Lauren Quigley has completed a literature review and developed a survey to collect additional data on intersectional tech identity. Emnet Tafesse conducted over ten interviews with participants and organizers and collected at least 85 survey responses on DEIA at AI and ML conferences.
Together, Emnet Tafesse and Lauren Quigley collaborated on a CRAFT taking place at FAccT 2023: FUBU: Community and Care in Conferences and Research. Additionally they are looking toward hosting a virtual event to dig deeper on some of these outcomes and issues.
Community care and inclusion is more than a DEI initiative and topic of discussion, but an opportunity for FAccT as a conference and community of researchers to deliver on the good intentions of our work in fairness, accountability and transparency. This interactive workshop will engage participants in reflective practice, provide an opportunity to connect among activists, artists, and justice-centered practitioners, and collaboratively explore ways to incorporate community care into FAccT research and conference experiences. This workshop will focus on creating space that is warm, inclusive, and caring for Black, Indigenous and People of Color as contributors to the field and the epistemologies and research topics that we are uniquely positioned to lead.

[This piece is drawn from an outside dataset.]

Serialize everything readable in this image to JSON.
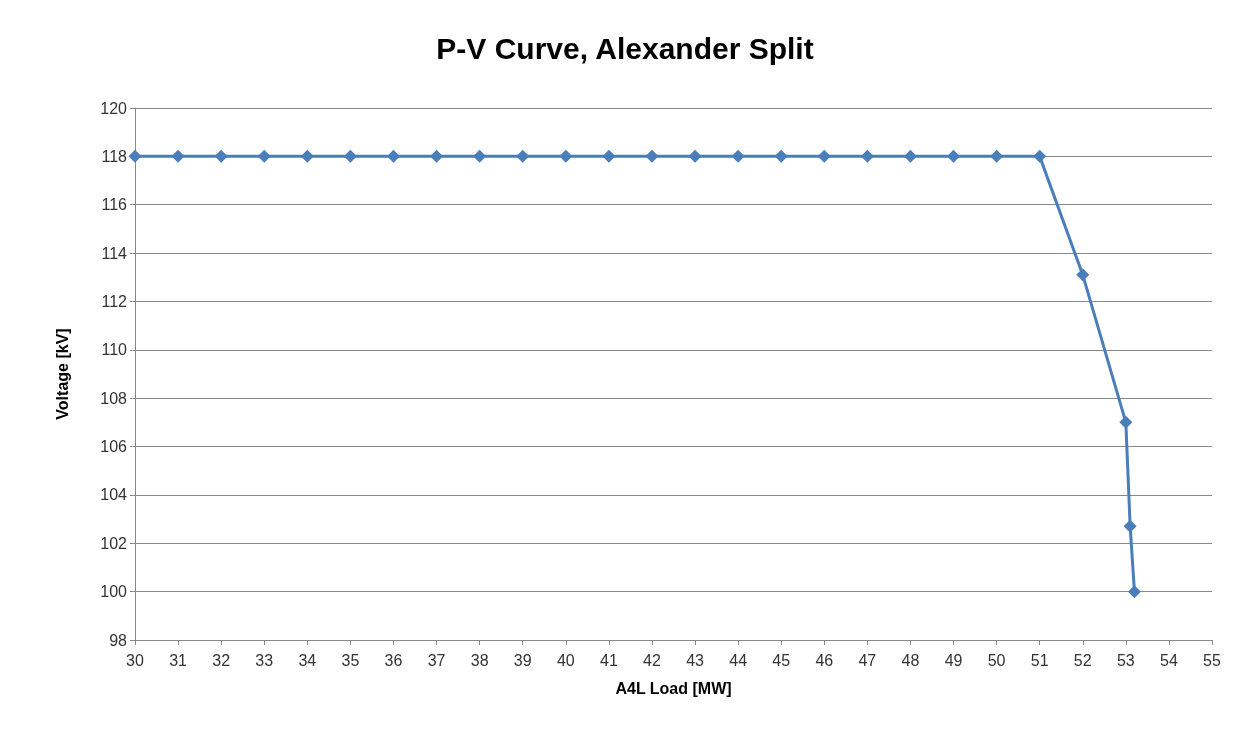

Maria Goldshtein and Rod D. Roscoe conducted over 20 interviews to produce recommendations for demographic collection, allowing individuals to better self-identify and highlight important components of their identity and experiences. Preliminary results were included in grant proposals and papers are in submission.
Disclaimer: The ACM FAccT DEI Scholars program seeks to fund scholars to conduct research that deepens our collective understanding of and advances DEI initiatives. The research conducted by DEI scholars is independent and neither ACM nor FAccT has any privileged access to the data collected.